Behind the data
- Rasha Kashef
- Oct 1, 2016
In the last decade, social networking has gained huge momentum. People have become more interested and have even begun relying on it for gathering information, keeping informed with recent news, and hearing other users’ opinions on diverse topics. Such reliance generates massive data – so big, in fact, that it’s difficult to analyze using traditional data analysis methods.
That’s where Assistant Professor Rasha Kashef and her research in machine learning come in.
Machine-learning techniques have the capacity to analyze big data and can be used to detect useful knowledge like trends, patterns, and rules.
“Let’s say you have 1,000 Facebook friends and you’re seeking expert advice on an outfit,” Kashef explains. “You want to know which of your friends works in fashion without having to look through all the web documents – in this case, Facebook profiles. You just want to ask that small, specific group. We provide the tool to do this.”
Kashef's research interests focus on the application of learning patterns, trends, and structures in data through automated procedures known as machine learning algorithms and tools in big-data analytics, software analytics, social media, operations research, and bioinformatics.
“The best tool to use for big data is ours,” she says. “It’s like if you give a human one million transactions, can they process it? No way. You have to give it to a machine.”
It’s the same way search engines work. A quick Google search can bring up thousands of websites, but which site do you choose to visit?
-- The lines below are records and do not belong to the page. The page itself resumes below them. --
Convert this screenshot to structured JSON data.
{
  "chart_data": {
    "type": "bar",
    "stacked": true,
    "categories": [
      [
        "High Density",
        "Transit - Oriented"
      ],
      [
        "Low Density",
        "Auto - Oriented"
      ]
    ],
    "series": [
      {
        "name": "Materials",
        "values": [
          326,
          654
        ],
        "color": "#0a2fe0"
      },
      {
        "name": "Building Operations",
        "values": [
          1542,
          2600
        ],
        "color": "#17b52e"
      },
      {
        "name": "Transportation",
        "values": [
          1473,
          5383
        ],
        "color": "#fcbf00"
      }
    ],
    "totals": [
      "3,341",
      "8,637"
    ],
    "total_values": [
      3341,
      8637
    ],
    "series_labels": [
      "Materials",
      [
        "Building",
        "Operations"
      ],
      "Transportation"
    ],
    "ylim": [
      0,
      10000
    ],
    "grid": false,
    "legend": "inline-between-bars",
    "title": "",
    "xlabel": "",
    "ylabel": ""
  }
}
Most of us place our trust in Google, and hit one of the first few links. And that tends to be where the best information is.
“When you type a keyword into a search engine, that’s where my tools are,” Kashef says. “We categorize all the documents on the Internet by keywords. The user doesn’t have to do the categorization – we do that, to make sure it’s faster and more accurate.”
How it works
There are four stages to this complex machine learning Kashef specializes in.
Collect the data
Data is collected in one of two ways: in real or synthetic collection. “Wherever your application is, this is where you collect your data,” she says. “So if you’re working on social media, you collect your data through Facebook profiles, messages, tweets, and more.”
Filter the data
Also known as “cleaning,” filtering is when you might have to work around noise, or incomplete or missing data.
Analyze the data
Data analysis using machine learning is broken down into three methods: supervised learning, when one has prior knowledge on the data and is trying to prove it’s right; unsupervised learning, when one has or knows nothing; and semi-supervised learning, a balance between the two.
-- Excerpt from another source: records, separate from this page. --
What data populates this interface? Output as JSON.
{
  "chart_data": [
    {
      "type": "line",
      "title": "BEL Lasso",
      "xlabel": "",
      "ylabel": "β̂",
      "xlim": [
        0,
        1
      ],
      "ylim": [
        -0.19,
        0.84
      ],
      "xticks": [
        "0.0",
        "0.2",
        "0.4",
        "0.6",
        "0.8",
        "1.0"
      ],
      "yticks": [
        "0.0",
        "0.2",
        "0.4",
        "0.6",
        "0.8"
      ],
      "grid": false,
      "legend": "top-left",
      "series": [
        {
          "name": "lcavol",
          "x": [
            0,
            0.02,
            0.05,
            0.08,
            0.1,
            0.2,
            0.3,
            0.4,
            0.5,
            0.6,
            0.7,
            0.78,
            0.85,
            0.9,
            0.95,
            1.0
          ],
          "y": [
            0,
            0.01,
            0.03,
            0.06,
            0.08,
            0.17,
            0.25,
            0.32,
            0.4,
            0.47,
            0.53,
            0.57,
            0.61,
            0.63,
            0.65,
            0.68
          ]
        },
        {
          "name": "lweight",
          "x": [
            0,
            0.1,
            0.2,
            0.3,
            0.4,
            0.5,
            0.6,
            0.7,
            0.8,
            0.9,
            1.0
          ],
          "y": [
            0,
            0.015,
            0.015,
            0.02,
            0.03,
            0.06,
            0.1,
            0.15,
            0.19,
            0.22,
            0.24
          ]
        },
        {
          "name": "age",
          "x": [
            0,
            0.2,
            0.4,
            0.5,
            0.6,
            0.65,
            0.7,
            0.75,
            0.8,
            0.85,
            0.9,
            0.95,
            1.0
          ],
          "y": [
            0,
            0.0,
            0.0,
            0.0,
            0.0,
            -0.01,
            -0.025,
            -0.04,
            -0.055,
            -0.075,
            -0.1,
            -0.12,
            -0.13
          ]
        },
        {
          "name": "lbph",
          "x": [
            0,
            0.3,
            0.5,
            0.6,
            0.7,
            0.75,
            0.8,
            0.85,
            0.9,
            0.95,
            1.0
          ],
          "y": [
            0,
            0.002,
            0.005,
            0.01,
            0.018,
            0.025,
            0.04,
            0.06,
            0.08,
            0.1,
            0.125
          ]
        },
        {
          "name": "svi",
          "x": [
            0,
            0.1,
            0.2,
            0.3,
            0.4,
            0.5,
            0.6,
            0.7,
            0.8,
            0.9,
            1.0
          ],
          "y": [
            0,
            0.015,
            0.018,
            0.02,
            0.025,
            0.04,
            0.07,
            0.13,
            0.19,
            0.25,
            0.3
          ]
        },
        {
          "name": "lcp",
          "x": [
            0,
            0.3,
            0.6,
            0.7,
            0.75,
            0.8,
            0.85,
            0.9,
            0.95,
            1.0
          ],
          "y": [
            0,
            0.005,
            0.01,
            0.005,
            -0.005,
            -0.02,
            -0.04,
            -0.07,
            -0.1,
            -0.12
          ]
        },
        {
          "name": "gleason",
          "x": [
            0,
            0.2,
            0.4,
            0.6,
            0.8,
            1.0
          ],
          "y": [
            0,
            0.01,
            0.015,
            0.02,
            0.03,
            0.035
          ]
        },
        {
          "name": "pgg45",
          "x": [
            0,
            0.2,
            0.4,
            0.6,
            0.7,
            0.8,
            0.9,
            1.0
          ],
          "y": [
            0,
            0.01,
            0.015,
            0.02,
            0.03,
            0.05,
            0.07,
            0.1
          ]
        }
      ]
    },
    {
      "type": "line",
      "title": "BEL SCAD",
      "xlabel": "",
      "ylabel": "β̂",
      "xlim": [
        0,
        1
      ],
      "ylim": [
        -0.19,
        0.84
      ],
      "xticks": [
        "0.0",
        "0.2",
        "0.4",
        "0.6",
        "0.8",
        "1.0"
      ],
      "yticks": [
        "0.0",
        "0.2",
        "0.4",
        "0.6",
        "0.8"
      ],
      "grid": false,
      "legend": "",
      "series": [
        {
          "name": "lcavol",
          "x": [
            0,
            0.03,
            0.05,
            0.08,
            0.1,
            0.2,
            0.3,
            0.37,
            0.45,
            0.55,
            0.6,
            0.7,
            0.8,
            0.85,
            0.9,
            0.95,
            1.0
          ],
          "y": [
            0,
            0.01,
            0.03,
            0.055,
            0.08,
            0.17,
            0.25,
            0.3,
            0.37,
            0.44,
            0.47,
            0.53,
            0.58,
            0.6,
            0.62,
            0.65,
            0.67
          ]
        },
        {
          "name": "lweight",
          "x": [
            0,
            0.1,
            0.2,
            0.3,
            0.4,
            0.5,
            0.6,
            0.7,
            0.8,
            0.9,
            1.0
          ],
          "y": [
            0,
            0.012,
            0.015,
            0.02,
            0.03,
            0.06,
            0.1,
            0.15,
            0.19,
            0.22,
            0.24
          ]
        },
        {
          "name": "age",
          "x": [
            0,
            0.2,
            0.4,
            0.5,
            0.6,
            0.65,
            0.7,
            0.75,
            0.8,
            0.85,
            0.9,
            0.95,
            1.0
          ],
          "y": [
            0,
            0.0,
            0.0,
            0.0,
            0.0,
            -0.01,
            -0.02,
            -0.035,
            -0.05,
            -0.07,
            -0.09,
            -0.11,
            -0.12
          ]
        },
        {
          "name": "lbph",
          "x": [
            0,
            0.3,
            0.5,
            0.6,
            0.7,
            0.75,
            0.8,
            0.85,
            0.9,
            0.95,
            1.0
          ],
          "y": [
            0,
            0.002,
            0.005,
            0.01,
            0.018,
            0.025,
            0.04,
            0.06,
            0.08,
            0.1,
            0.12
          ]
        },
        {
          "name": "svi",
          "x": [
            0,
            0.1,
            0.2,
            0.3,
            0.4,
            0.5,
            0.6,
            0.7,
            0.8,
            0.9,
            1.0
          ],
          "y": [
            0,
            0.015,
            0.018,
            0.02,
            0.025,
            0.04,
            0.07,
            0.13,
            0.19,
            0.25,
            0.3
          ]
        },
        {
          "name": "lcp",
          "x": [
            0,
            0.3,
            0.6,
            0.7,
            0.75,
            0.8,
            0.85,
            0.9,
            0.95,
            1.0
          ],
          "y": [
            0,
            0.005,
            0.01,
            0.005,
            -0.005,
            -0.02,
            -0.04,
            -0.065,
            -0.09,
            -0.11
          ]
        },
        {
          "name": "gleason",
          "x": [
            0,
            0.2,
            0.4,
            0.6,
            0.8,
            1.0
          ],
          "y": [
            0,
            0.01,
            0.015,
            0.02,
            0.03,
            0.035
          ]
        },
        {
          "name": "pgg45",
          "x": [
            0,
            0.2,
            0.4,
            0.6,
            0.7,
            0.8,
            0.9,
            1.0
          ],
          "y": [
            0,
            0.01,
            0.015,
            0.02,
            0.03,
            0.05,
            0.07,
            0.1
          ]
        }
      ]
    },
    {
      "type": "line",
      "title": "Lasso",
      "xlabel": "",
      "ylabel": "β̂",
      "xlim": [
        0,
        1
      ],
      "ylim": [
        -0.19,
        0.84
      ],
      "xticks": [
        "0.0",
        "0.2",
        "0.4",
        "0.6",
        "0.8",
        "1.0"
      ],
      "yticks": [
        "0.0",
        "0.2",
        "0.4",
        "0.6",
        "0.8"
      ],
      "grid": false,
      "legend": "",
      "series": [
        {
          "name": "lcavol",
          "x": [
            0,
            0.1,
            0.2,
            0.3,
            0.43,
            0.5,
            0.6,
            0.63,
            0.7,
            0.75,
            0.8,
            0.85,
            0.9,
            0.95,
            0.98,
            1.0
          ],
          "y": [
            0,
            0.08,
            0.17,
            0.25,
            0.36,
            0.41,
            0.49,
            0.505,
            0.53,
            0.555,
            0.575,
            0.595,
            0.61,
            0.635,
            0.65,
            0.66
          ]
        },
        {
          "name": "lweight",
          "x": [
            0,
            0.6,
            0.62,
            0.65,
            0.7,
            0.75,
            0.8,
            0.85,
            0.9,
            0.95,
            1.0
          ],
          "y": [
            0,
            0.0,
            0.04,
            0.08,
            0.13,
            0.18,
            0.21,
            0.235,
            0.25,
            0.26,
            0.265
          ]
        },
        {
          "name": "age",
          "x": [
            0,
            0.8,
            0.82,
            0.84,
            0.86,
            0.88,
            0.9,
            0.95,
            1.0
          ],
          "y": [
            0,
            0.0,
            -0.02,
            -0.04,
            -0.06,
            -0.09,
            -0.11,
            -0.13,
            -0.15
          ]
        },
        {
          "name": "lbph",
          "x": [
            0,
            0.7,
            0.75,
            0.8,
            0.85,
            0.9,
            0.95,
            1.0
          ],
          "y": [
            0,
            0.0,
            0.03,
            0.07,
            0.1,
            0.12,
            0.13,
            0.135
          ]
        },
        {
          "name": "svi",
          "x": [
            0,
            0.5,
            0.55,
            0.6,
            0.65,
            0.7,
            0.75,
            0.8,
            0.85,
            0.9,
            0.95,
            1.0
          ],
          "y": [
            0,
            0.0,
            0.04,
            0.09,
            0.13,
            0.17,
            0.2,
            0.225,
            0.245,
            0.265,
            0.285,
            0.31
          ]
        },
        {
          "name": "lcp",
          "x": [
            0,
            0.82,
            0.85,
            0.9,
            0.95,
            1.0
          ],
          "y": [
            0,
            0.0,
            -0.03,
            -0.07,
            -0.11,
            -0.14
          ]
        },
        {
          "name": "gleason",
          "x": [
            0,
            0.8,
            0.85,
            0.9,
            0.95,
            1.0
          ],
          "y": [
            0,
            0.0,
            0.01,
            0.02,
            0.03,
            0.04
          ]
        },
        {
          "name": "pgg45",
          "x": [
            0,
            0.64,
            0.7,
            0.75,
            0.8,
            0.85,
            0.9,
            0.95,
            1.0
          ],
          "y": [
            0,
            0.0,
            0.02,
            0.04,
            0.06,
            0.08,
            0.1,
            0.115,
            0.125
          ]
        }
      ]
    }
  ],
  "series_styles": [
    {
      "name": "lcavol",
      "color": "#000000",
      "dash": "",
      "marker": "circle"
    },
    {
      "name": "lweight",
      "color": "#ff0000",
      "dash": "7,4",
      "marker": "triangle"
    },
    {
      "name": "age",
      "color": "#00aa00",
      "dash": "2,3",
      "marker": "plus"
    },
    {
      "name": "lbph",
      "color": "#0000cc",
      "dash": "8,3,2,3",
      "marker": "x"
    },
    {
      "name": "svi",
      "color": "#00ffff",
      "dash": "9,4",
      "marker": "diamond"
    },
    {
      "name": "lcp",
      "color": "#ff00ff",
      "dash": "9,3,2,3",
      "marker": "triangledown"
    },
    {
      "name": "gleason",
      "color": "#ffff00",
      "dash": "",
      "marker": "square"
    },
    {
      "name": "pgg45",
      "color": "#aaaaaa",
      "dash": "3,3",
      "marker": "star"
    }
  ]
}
“It’s always preferable to use unsupervised learning as a pre-stage to everything,” Kashef says. “We use both unsupervised and supervised for big data analytics.”
Make a decision
Based on what you’ve learned, the next step is to make a decision. If there’s a degree of uncertainty, Kashef uses quantitative tools and measures to make better decisions.
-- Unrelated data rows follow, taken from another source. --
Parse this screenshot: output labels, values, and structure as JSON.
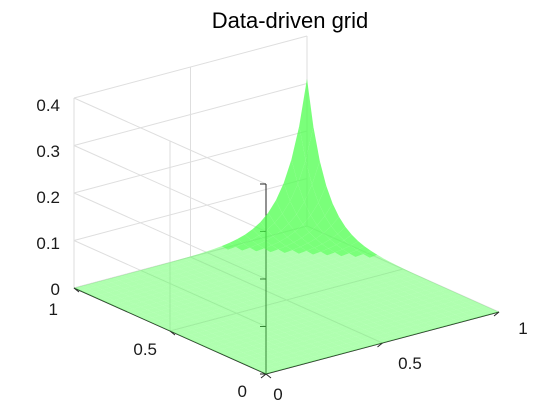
{
  "chart_data": {
    "type": "surface",
    "title": "Data-driven grid",
    "xlabel": "",
    "ylabel": "",
    "zlabel": "",
    "xlim": [
      0,
      1
    ],
    "ylim": [
      0,
      1
    ],
    "zlim": [
      0,
      0.4
    ],
    "x_ticks": [
      "0",
      "0.5",
      "1"
    ],
    "y_ticks": [
      "0",
      "0.5",
      "1"
    ],
    "z_ticks": [
      "0",
      "0.1",
      "0.2",
      "0.3",
      "0.4"
    ],
    "grid": true,
    "surface_color": "#4dff4d",
    "surface_opacity": 0.45,
    "surface_shape": "sharp peak at the far corner, flat near zero elsewhere",
    "peak": {
      "x": 1,
      "y": 1,
      "z": 0.31
    }
  }
}
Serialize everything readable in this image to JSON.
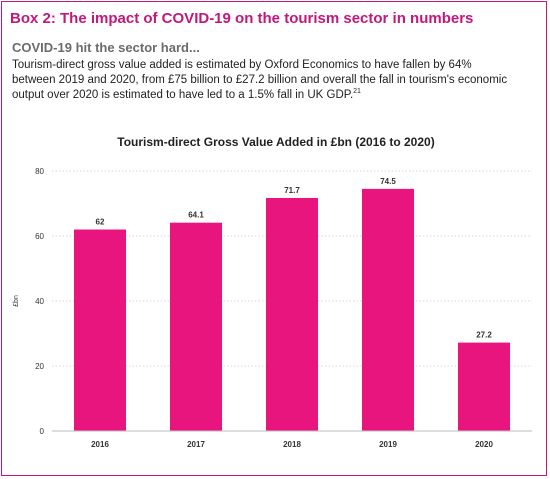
{
  "box": {
    "title": "Box 2: The impact of COVID-19 on the tourism sector in numbers",
    "subheading": "COVID-19 hit the sector hard...",
    "body_text": "Tourism-direct gross value added is estimated by Oxford Economics to have fallen by 64% between 2019 and 2020, from £75 billion to £27.2 billion and overall the fall in tourism's economic output over 2020 is estimated to have led to a 1.5% fall in UK GDP.",
    "footnote_ref": "21"
  },
  "colors": {
    "accent": "#c2187a",
    "bar": "#e8157f",
    "subheading": "#6b6b6b",
    "axis": "#bbbbbb",
    "grid": "#cccccc"
  },
  "chart_data": {
    "type": "bar",
    "title": "Tourism-direct Gross Value Added in £bn (2016 to 2020)",
    "xlabel": "",
    "ylabel": "£bn",
    "categories": [
      "2016",
      "2017",
      "2018",
      "2019",
      "2020"
    ],
    "values": [
      62,
      64.1,
      71.7,
      74.5,
      27.2
    ],
    "data_labels": [
      "62",
      "64.1",
      "71.7",
      "74.5",
      "27.2"
    ],
    "ylim": [
      0,
      80
    ],
    "yticks": [
      0,
      20,
      40,
      60,
      80
    ],
    "grid": "dotted horizontal",
    "legend": "none"
  }
}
“I don’t say things like ‘there’s a good chance,’” she explains. “I’ll say ‘there’s a good chance by 90 per cent.’ I use the quantitative measures to criticize my analysis and to give a better, clearer understanding of what’s going on.”
Ensemble methods in data analytics
“There are millions of algorithms to analyze data,” Kashef says, “and different algorithms work on different data.”
That’s why Kashef and her team use ensemble methods. The goal is to have a combination of algorithms that together will perform measurably better than individual ones, but still takes a reasonable amount of time. Kashef is working on perfecting the algorithms so people can get high quality results with reasonable overheads.
Kashef joined Ivey this year after completing her PhD at the University of Waterloo in 2008 and working at the University of Waterloo and the Academy for Science and Technology.